The FTP and telnet servers are useless IMO.
The Samba server is equally useless IMO and porkly huge.
The only useful things are dnsmasq and the iptables NAT (it is after all a router), but I don't currently use it as a router. The ssh server is also useful, and httpd loads fast enough.
So cleaning up /etc/init.d/ is the first order of business. I dispensed with all the unnecessary daemons as stated above. Note, don't just kill stuff without understanding it first, it might make the board unusable.

Cleaning up the filesystems

Looking into /bin, /sbin, /usr/bin and /usr/sbin one can see many links to busybox and a few stand-alone executables. Delete the executables you don't need. Delete the contents of /www. Delete whatever.
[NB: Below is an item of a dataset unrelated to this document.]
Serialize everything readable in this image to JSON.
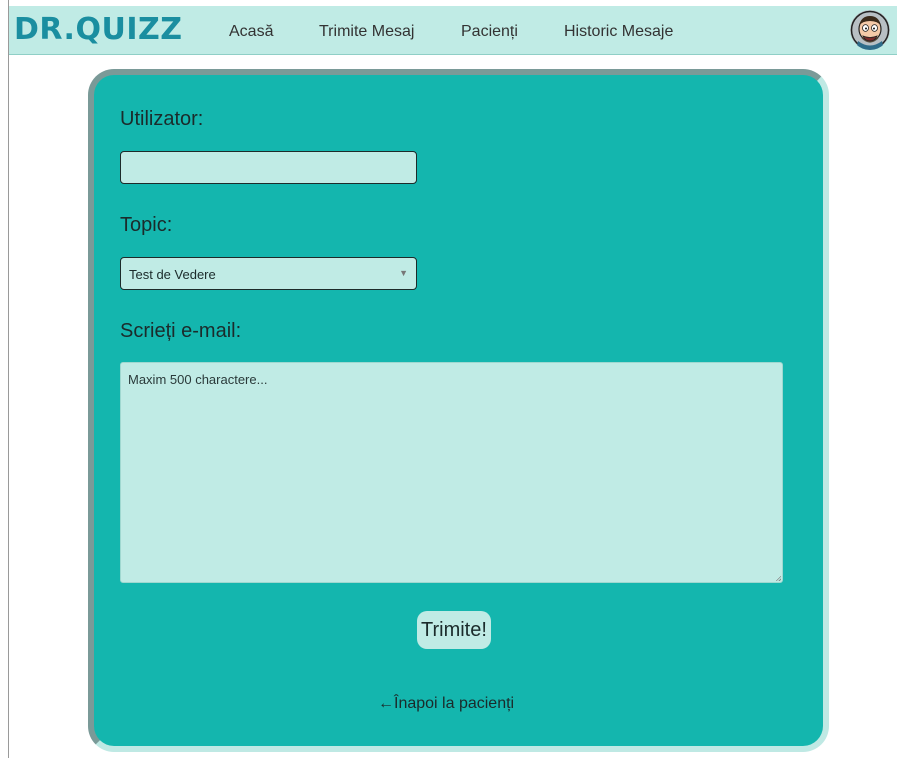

Make a /usr0 directory and copy the directories in /usr to it. Unmount /usr. Move the stuff in /usr0 to /usr. Edit /etc/fstab to mount mtd3 on /media/slowflash or something, then comment the line out. Optionally erase /usr before unmounting it.
Note: you can't umount /usr while it's in use, you have to kill most of the processes. That needs to be done through the serial console because sshd is using /usr.

I managed to get less than 70% usage on /, no serflash mounted, and a 4-5 second load time. A 3 second load time should be possible with the TODOs solved.

Note, I did this all by hand just to see if it was possible, but the proper way is to make it into a buildroot script.